I suggest that in fact he gave his life in the cause
of modernity, in the cataclysm that clearly separates
the old world from the new. It will always be a great
'what if?' but had he returned alive, and had he survived
the subsequent upheavals in which he would undoubtedly
have played a part, it is impossible to see him writing
poetry in the style of an age which had, almost literally,
'exploded' in front of his eyes.
The
Rising, Ledwidge's background with the McNeill rump
of the Volunteers in the wake of the Redmondite split,
his identification with the ideals of the rebellion
(which would have probably have been one part Connolly,
two parts McDonagh) and his friendship with many of
its leaders indubitably led to his being conflicted
at a very deep level from 1916 until his death at Ypres
in July, 1917. His seething resentment at what had happened
and what was happening in his own country led directly
to his court-martial (and to the poem "After
Court Martial"). In fact he might be the model
for a character in Sebastian Barry's new novel, A Long,
Long Way, whose disgust with the uniform he is wearing
after 1916 and his own great self-loathing is so great
that he, effectively, engineers his own execution. The
analogy is of course not precise (Sebastian Barry based
this character on a member of his extended family) but
it is nonetheless highly suggestive.
Seamus
Heaney sees Ledwidge as bridging two Irelands: his reverence
for Lord Dunsany, on the one hand, and that for Thomas
McDonagh, on the other; his playing of both cricket
and Gaelic Games. These dualities are testimony to a
wonderfully complex Ireland which was almost lost to
the simplistic but all-pervasive post-Treaty dynamic.
In his own person, Ledwidge reflected the dilemma of
so many Irish veterans of the Great War - namely, how
to continue to fight for a power that had shown itself
to be as repressive as the Kaiser's Germany. And of
course he also reflect the conflicted idealism which
brought many of the 40,000 or so members of Ireland's
lost generation to Flanders, Picardy and Gallipol in
the first place.
Returning
to "what if?', it is unlikely, had he lived, that
he would have approved of the new post-Treaty dispensation,
of the new Irish overlords who took control in the 1920's
- those whom Roddy Doyle has written about so vividly
in A Star Called Henry. Ledwidge would have been much
more likely to have identified with the agricultural
labourers who struck against their exploitative Irish
employers, some of whom, indeed, ended up squeezed in
an unholy alliance between the Black and Tans and the
IRA.
Francis
Ledwidge had many intimations of mortality while he
served on the Eastern and Western fronts (he wrote to
his friends Mattie McGoona and Katherine Tynan about
his foreboding that he would not return alive). Hence
it may be possible to suggest that the poem "Thomas
McDonagh" be read as an elegy for himself.

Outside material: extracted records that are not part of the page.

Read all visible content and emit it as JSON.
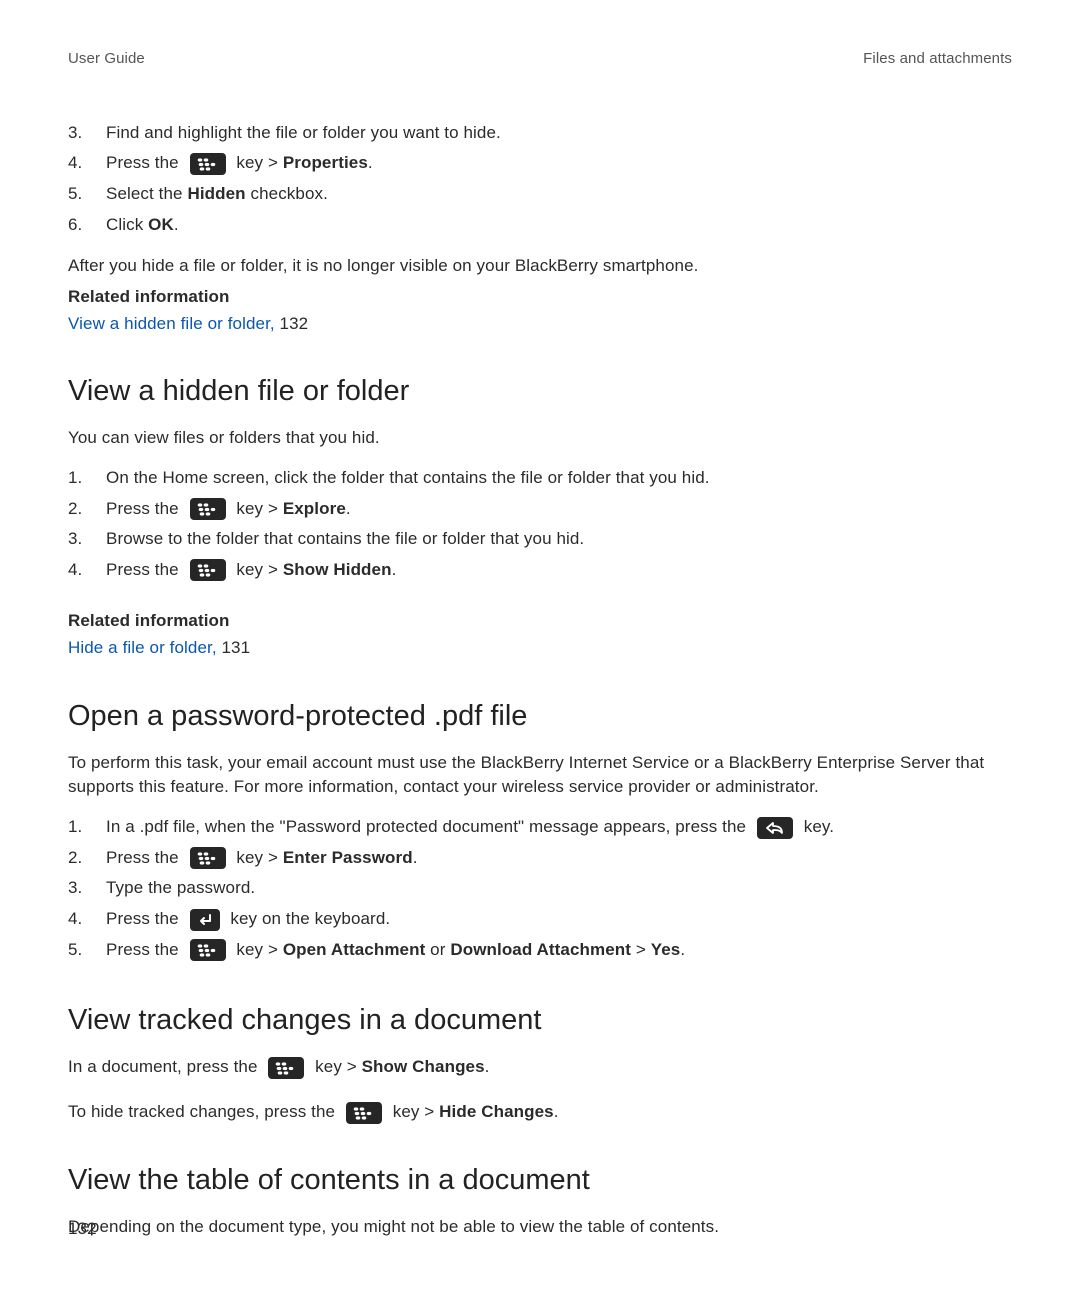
{
  "header": {
    "left": "User Guide",
    "right": "Files and attachments"
  },
  "page_number": "132",
  "intro_steps": {
    "s3": {
      "n": "3.",
      "t": "Find and highlight the file or folder you want to hide."
    },
    "s4": {
      "n": "4.",
      "pre": "Press the ",
      "mid": " key > ",
      "bold": "Properties",
      "post": "."
    },
    "s5": {
      "n": "5.",
      "pre": "Select the ",
      "bold": "Hidden",
      "post": " checkbox."
    },
    "s6": {
      "n": "6.",
      "pre": "Click ",
      "bold": "OK",
      "post": "."
    }
  },
  "intro_after": "After you hide a file or folder, it is no longer visible on your BlackBerry smartphone.",
  "intro_related_head": "Related information",
  "intro_related_link": "View a hidden file or folder,",
  "intro_related_page": " 132",
  "sect1": {
    "title": "View a hidden file or folder",
    "intro": "You can view files or folders that you hid.",
    "s1": {
      "n": "1.",
      "t": "On the Home screen, click the folder that contains the file or folder that you hid."
    },
    "s2": {
      "n": "2.",
      "pre": "Press the ",
      "mid": " key > ",
      "bold": "Explore",
      "post": "."
    },
    "s3": {
      "n": "3.",
      "t": "Browse to the folder that contains the file or folder that you hid."
    },
    "s4": {
      "n": "4.",
      "pre": "Press the ",
      "mid": " key > ",
      "bold": "Show Hidden",
      "post": "."
    },
    "related_head": "Related information",
    "related_link": "Hide a file or folder,",
    "related_page": " 131"
  },
  "sect2": {
    "title": "Open a password-protected .pdf file",
    "intro": "To perform this task, your email account must use the BlackBerry Internet Service or a BlackBerry Enterprise Server that supports this feature. For more information, contact your wireless service provider or administrator.",
    "s1": {
      "n": "1.",
      "pre": "In a .pdf file, when the \"Password protected document\" message appears, press the ",
      "post": " key."
    },
    "s2": {
      "n": "2.",
      "pre": "Press the ",
      "mid": " key > ",
      "bold": "Enter Password",
      "post": "."
    },
    "s3": {
      "n": "3.",
      "t": "Type the password."
    },
    "s4": {
      "n": "4.",
      "pre": "Press the ",
      "post": " key on the keyboard."
    },
    "s5": {
      "n": "5.",
      "pre": "Press the ",
      "mid": " key > ",
      "b1": "Open Attachment",
      "or": " or ",
      "b2": "Download Attachment",
      "gt": " > ",
      "b3": "Yes",
      "post": "."
    }
  },
  "sect3": {
    "title": "View tracked changes in a document",
    "p1": {
      "pre": "In a document, press the ",
      "mid": " key > ",
      "bold": "Show Changes",
      "post": "."
    },
    "p2": {
      "pre": "To hide tracked changes, press the ",
      "mid": " key > ",
      "bold": "Hide Changes",
      "post": "."
    }
  },
  "sect4": {
    "title": "View the table of contents in a document",
    "intro": "Depending on the document type, you might not be able to view the table of contents."
  }
}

Lying in a grave in Belgium he was even further removed
from "the bittern's cry" than was the
executed 1916 leader. Hence, while the plaque erected
to the memory of Ledwidge in Slane carries this - very
beautiful - poem as his epitaph, I would like to make
a claim that a different poem would serve as an epitaph
which might be truer to the fate of this exiled soul.
It is "A Soldier's Grave", published
posthumously in Last Songs, and reads as follows:
Then
in the lull of midnight, gentle arms
Lifted him slowly down the slopes of death
Lest he should hear again the mad alarms
Of battle, dying moans, and painful breath.
And where the earth was soft for flowers we made
A grave for him that he might better rest.
So, spring shall come and leave it sweet arrayed
And there the lark shall turn her dewy nest.